Frasier: You know, Niles, we could open it up to the general public.
Niles: That's not a bad idea. A warm bed.
Frasier: A freshly-baked scone.
Niles: For a moderate fee...
Frasier: It could pay for itself.
Niles: As a B & B!
Daphne: If you two break into song, I'm leaving.

Quote from Daphne

Daphne: I used to have the same problem when I was raising show rats.
Niles: You don't mean the nasty, plague-propagating vermin, do you?
Daphne: No. I mean purebred rats. As in Siamese or Himalayan or Husky. My most prized one was an Andalusian Blue named Lady Prissy and she wasn't sick a day in her life. So don't go blaming all rats because of a few bad apples.
Frasier: A few bad apples? Daphne, they spread a disease that nearly wiped out half the population of Europe.
Daphne: Shows what you know. Those were common European brown rats.
Frasier: Yes, but the point is-
Daphne: Oh, no, no, no. I'll sit here and listen to you prattle on about wine and opera.
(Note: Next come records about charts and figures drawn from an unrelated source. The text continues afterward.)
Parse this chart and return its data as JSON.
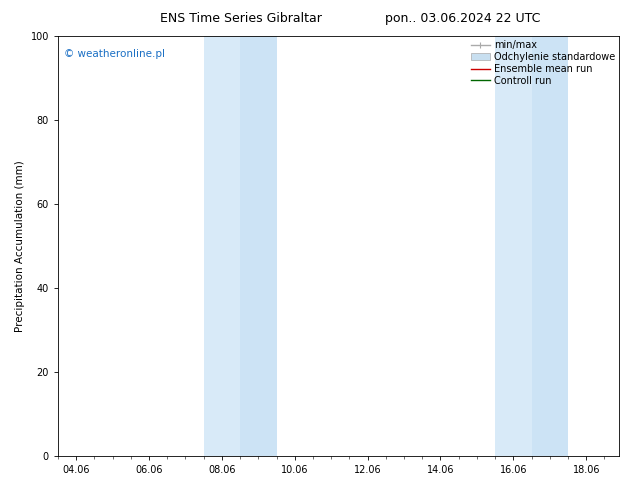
{
  "title_left": "ENS Time Series Gibraltar",
  "title_right": "pon.. 03.06.2024 22 UTC",
  "ylabel": "Precipitation Accumulation (mm)",
  "watermark": "© weatheronline.pl",
  "watermark_color": "#1a6fc4",
  "ylim": [
    0,
    100
  ],
  "yticks": [
    0,
    20,
    40,
    60,
    80,
    100
  ],
  "xtick_labels": [
    "04.06",
    "06.06",
    "08.06",
    "10.06",
    "12.06",
    "14.06",
    "16.06",
    "18.06"
  ],
  "xtick_positions": [
    0,
    2,
    4,
    6,
    8,
    10,
    12,
    14
  ],
  "xmin": -0.5,
  "xmax": 14.9,
  "shading_band1": {
    "xmin": 3.5,
    "xmax": 4.5,
    "color": "#d8eaf8"
  },
  "shading_band2": {
    "xmin": 4.5,
    "xmax": 5.5,
    "color": "#cce3f5"
  },
  "shading_band3": {
    "xmin": 11.5,
    "xmax": 12.5,
    "color": "#d8eaf8"
  },
  "shading_band4": {
    "xmin": 12.5,
    "xmax": 13.5,
    "color": "#cce3f5"
  },
  "legend_labels": [
    "min/max",
    "Odchylenie standardowe",
    "Ensemble mean run",
    "Controll run"
  ],
  "minmax_color": "#aaaaaa",
  "std_color": "#c8dff0",
  "ensemble_color": "#cc0000",
  "control_color": "#006600",
  "background_color": "#ffffff",
  "title_fontsize": 9,
  "tick_fontsize": 7,
  "ylabel_fontsize": 7.5,
  "watermark_fontsize": 7.5,
  "legend_fontsize": 7
}
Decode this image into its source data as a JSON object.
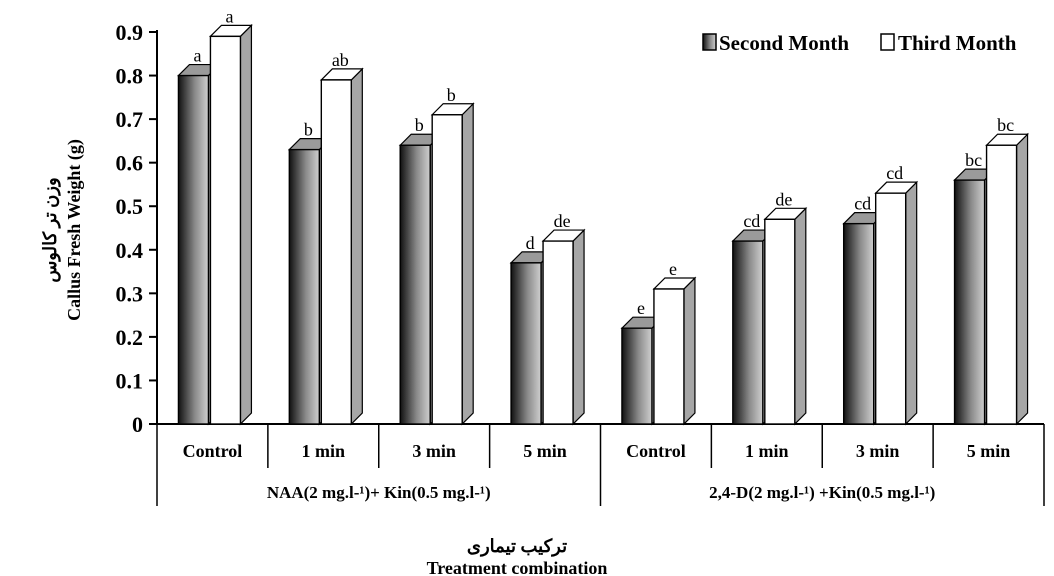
{
  "chart_data": {
    "type": "bar",
    "categories": [
      "Control",
      "1 min",
      "3 min",
      "5 min",
      "Control",
      "1 min",
      "3 min",
      "5 min"
    ],
    "groups": [
      {
        "label": "NAA(2 mg.l-¹)+ Kin(0.5 mg.l-¹)",
        "span": [
          0,
          3
        ]
      },
      {
        "label": "2,4-D(2 mg.l-¹) +Kin(0.5 mg.l-¹)",
        "span": [
          4,
          7
        ]
      }
    ],
    "series": [
      {
        "name": "Second Month",
        "values": [
          0.8,
          0.63,
          0.64,
          0.37,
          0.22,
          0.42,
          0.46,
          0.56
        ],
        "letters": [
          "a",
          "b",
          "b",
          "d",
          "e",
          "cd",
          "cd",
          "bc"
        ]
      },
      {
        "name": "Third Month",
        "values": [
          0.89,
          0.79,
          0.71,
          0.42,
          0.31,
          0.47,
          0.53,
          0.64
        ],
        "letters": [
          "a",
          "ab",
          "b",
          "de",
          "e",
          "de",
          "cd",
          "bc"
        ]
      }
    ],
    "ylim": [
      0,
      0.9
    ],
    "yticks": [
      "0",
      "0.1",
      "0.2",
      "0.3",
      "0.4",
      "0.5",
      "0.6",
      "0.7",
      "0.8",
      "0.9"
    ],
    "ylabel_fa": "وزن تر کالوس",
    "ylabel": "Callus Fresh Weight (g)",
    "xlabel_fa": "ترکیب تیماری",
    "xlabel": "Treatment combination",
    "legend_position": "top-right",
    "colors": {
      "second_dark": "#1a1a1a",
      "second_light": "#c8c8c8",
      "third_fill": "#ffffff",
      "side_gray": "#a6a6a6",
      "outline": "#000000"
    }
  }
}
But when it comes to rats, you're in my house.

Quote from Niles

Martin: Oh boy, this brings back memories.
Frasier: Oh Niles, do you remember doing our homework up here at the dining room table?
Niles: Oh yes, and afternoon piano lessons.
Martin: Getting haircuts from your mother.
Frasier: And Mom's roll-top desk on this wall over here.
Niles: Where we wrote all the "Crane Boys Mysteries." I can still see you pacing in your writer's tweeds and half-glasses, dictating.
Frasier: And you in your shawl-collar sweater, hammering away at the keys of that old Royal typewriter.
Niles: Gosh, when did those two crazy kids become such a pair of old fuddy-duddies?